Неизвестно, сколько еще времени он оплакивал бы сеноставок, если бы собаки не отозвали его. На опушке он снял с карликовой березы крупную белку и чуть выше, у подножья сопки, вторую, поменьше, но зато чистой темной масти. Этой зимой на его участке было много белок. В кедровых лесах они попадались целыми колониями. В этих местах распространение белок не было эндемическим, они были номады, вечные странники. Их родной дом был там, где можно было прокормиться, и их численность зависела от площади кедровых лесов и обилия орехов. Это были жадные зверьки, хронические накопители; в их воображении округлость земного шара точно совпадала с округлостью их брюха. Им никогда не удавалось перещелкать все орехи, хранившиеся в их многочисленных и весьма вместительных амбарах. Но избыток корма не мешал им вламываться в амбары бурундуков и пересыпать их содержимое в свои закрома. Бурундуки же и вовсе дошли до предела, — заполнив свои кладовые, они вообще туда не заглядывали, заваливались на зиму спать. Из-за чрезмерной бережливости они нередко умирали — от голода! Он хорошо понимал звериную психологию, знал, как сильно отличаются белки, нарисованные в букварях, от реальных.

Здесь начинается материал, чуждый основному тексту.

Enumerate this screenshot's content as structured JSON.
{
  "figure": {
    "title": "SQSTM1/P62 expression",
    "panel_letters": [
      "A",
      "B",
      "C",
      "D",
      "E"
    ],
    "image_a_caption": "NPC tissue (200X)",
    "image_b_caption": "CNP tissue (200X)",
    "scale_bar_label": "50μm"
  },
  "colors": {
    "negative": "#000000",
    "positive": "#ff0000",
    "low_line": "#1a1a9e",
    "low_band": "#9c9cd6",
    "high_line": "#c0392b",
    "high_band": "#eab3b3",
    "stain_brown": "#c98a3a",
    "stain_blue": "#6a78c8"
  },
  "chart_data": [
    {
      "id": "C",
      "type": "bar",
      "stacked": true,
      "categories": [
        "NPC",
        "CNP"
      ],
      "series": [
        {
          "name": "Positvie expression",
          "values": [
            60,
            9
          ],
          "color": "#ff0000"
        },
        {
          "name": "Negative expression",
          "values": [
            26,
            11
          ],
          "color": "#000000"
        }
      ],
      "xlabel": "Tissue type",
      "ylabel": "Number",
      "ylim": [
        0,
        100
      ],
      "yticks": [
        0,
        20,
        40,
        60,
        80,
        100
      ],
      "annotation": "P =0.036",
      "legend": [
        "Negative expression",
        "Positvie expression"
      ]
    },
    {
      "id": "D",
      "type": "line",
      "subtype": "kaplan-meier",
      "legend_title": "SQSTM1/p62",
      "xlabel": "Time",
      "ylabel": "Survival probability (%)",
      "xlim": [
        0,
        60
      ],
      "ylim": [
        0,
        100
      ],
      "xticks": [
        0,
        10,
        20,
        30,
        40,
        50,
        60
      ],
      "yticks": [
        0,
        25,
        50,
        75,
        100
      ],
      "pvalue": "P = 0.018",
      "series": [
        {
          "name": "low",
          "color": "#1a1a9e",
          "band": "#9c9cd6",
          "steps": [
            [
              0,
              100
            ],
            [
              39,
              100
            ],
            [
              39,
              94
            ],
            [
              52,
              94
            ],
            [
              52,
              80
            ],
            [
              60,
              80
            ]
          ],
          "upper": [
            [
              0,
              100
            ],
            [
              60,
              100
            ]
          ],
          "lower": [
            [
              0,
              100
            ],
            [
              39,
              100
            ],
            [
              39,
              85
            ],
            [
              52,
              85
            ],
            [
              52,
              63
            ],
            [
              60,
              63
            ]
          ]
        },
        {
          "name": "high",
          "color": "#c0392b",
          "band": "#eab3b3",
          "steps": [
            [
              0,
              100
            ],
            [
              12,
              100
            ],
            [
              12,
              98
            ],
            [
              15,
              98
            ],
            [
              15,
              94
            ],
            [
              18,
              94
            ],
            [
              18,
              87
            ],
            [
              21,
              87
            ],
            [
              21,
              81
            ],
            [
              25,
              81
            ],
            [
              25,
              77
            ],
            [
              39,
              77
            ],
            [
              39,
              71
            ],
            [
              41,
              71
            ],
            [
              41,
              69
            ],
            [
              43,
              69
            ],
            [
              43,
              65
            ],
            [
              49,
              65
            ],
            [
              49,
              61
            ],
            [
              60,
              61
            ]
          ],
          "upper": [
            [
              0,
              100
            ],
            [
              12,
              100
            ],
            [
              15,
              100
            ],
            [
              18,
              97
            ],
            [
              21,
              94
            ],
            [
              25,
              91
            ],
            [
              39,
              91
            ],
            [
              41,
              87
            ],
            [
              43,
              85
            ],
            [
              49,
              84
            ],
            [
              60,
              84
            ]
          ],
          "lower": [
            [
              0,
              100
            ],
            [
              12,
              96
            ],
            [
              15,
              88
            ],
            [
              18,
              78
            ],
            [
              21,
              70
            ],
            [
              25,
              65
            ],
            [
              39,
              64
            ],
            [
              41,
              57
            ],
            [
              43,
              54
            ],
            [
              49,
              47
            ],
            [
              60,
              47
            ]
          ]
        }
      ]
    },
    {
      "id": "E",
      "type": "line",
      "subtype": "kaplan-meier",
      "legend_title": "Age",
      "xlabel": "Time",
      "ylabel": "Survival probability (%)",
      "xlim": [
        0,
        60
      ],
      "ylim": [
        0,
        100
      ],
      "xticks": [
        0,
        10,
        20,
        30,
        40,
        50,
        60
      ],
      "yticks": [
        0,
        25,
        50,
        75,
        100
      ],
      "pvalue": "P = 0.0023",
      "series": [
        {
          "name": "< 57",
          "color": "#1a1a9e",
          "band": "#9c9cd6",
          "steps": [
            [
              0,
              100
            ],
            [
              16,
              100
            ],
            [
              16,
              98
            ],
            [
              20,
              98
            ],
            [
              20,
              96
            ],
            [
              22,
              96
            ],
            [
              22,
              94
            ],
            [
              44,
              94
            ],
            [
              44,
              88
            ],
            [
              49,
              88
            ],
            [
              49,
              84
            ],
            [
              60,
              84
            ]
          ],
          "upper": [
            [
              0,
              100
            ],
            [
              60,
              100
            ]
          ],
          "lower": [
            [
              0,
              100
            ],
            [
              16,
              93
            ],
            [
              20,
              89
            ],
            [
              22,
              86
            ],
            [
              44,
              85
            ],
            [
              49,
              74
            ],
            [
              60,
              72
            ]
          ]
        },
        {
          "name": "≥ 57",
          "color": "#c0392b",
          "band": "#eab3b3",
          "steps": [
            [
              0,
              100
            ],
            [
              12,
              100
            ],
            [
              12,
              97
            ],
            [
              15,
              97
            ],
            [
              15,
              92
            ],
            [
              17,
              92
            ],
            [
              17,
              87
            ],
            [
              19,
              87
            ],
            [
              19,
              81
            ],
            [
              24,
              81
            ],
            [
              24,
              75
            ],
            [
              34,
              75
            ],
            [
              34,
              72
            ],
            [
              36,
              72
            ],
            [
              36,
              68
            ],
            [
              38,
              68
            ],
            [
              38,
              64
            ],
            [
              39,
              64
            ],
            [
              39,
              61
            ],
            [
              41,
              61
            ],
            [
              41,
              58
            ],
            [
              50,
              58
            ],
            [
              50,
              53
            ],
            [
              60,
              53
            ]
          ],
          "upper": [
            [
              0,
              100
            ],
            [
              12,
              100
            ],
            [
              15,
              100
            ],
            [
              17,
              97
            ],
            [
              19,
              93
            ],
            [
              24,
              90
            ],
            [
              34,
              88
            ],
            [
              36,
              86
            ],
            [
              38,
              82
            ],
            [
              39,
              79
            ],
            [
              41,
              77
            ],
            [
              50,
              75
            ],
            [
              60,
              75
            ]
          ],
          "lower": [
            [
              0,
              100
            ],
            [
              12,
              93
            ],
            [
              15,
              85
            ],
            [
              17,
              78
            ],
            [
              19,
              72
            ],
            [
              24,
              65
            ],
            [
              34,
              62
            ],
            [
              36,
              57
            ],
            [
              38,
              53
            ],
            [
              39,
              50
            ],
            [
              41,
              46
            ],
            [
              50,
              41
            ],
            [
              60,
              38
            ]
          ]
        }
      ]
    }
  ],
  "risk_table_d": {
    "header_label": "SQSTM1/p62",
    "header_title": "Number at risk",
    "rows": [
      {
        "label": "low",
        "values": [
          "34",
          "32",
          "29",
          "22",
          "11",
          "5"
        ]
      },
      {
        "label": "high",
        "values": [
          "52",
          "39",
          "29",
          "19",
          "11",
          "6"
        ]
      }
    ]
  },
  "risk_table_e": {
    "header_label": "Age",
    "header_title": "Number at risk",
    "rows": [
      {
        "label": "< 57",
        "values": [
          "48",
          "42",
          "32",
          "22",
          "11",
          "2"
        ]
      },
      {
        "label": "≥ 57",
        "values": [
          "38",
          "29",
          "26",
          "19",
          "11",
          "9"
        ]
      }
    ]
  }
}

Он привязал добычу к поясу и взглянул на вершину сопки, покрытую редким лесом, сквозь который пробивалась узкая полоска света — предвестье начинающегося дня.
Он сразу заторопился, словно служитель культа, опаздывающий на ритуал восхода солнца. На сопку он поднялся вовремя, успел еще перевести дух, когда на горизонте из-за снежной вершины в лицо ему плеснул красный сноп света, будто полный ковш крови. Полуослепший, он попытался варежкой как бы стереть с лица лишний свет, и это ему почти удалось. Так он и стоял, привалясь бураком к скале; голова угловатая, ее даже соболья шапка округлить не в силах; лицо неровное и шершавое, как кирпич на изломе. Да и откуда тут взяться лоску и румянцу, тут, где можно было застыть растрескавшейся коричневой лавой или медным литьем зари, заштрихованным тенями голых ветвей.